Looking Back At My Diagnosis
On March 6th of, 2018, I was a teenager that felt scared, devastated, and shocked when the specialist said it was CMT. At that exact moment, I was unsure of how to react. It was as if the words didn't process through my head until I left the medical office. That's when the tears fell, and I was left trying to figure out how to live with a progressive neuromuscular disease—something I didn't plan on facing.
During those first few months, I tried to put aside the worries for the future and focus on my high school graduation. In what typically is an anticipated season and milestone, I was going through chronic pain. And I didn't know how it would look five years later.
But here I am. It's been five years since I learned I have CMT. While it's not the official day I knew I had CMT, this date is still significant.

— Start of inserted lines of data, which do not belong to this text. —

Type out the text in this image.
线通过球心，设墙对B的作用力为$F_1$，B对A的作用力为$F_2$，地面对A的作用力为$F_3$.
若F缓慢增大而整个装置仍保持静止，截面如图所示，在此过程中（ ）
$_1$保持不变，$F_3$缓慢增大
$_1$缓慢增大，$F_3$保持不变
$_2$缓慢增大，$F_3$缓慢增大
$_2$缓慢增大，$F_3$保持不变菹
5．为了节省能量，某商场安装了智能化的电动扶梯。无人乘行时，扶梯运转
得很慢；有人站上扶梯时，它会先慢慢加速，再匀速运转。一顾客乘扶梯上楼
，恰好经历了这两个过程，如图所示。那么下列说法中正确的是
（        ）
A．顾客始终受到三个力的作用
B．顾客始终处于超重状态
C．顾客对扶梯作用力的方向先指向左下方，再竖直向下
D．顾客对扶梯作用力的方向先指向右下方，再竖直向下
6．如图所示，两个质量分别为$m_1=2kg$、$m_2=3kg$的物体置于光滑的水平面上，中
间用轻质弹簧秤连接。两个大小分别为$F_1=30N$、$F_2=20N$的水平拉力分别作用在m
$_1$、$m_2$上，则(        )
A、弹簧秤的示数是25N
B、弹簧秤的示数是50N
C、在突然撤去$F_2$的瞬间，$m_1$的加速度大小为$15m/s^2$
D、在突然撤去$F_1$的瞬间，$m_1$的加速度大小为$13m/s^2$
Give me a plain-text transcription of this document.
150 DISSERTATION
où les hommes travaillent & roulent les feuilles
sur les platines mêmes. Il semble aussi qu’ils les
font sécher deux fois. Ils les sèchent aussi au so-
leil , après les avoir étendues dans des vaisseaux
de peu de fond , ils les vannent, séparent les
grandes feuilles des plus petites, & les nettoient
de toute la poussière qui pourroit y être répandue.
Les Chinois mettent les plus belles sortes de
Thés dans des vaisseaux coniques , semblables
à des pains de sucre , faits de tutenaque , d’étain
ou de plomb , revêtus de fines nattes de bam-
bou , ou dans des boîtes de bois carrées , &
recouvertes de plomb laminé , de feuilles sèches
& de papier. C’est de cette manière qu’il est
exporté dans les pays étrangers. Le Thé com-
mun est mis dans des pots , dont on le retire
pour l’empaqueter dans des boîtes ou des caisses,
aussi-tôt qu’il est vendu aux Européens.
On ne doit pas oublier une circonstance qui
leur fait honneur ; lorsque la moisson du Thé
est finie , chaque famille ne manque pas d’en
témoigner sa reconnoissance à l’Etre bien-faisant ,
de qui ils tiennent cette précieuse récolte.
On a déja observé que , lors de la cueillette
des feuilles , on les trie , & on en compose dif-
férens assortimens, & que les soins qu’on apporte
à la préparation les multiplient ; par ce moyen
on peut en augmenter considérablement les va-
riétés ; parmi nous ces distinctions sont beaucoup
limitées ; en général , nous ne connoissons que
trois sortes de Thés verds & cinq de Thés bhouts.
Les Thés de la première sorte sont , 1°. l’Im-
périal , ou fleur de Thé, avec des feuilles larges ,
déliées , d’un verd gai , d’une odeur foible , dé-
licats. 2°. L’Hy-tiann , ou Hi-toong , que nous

And I felt led to share some of the blessings over the last five years.
I'm finding a purpose through my pain.
I am continuing to write, dance, and share my story.
I'm not as insecure about my disability
There has been support, encouragement, and meaningful conversations from family and friends.
I'm blessed with a community of other chronic illness warriors.
Lastly, if I were to write to that once newly diagnosed teenager, who felt scared, it would go along like this..
"It's going to get better. You may feel alone in this moment and for months, but you will find others who understand. You will be heard, seen, and loved. Don't worry about five years from now; yes, it will be hard. There will be tears. There will be deep pain, suffering, and changes. But soon enough, God will reveal His purpose for you. You will share your story. You will walk or roll in confidence because your faith is stronger than the pain.
Don't give up. Keep fighting, dreaming, and most of all, trust in God's plan."
That is my encouragement to you today! If you just received a diagnosis or are going through a painful season, know that it will get better. Maybe one day, God will do what you least suspect. He did that for me because five years ago, I never expected I would be sharing my story through writing.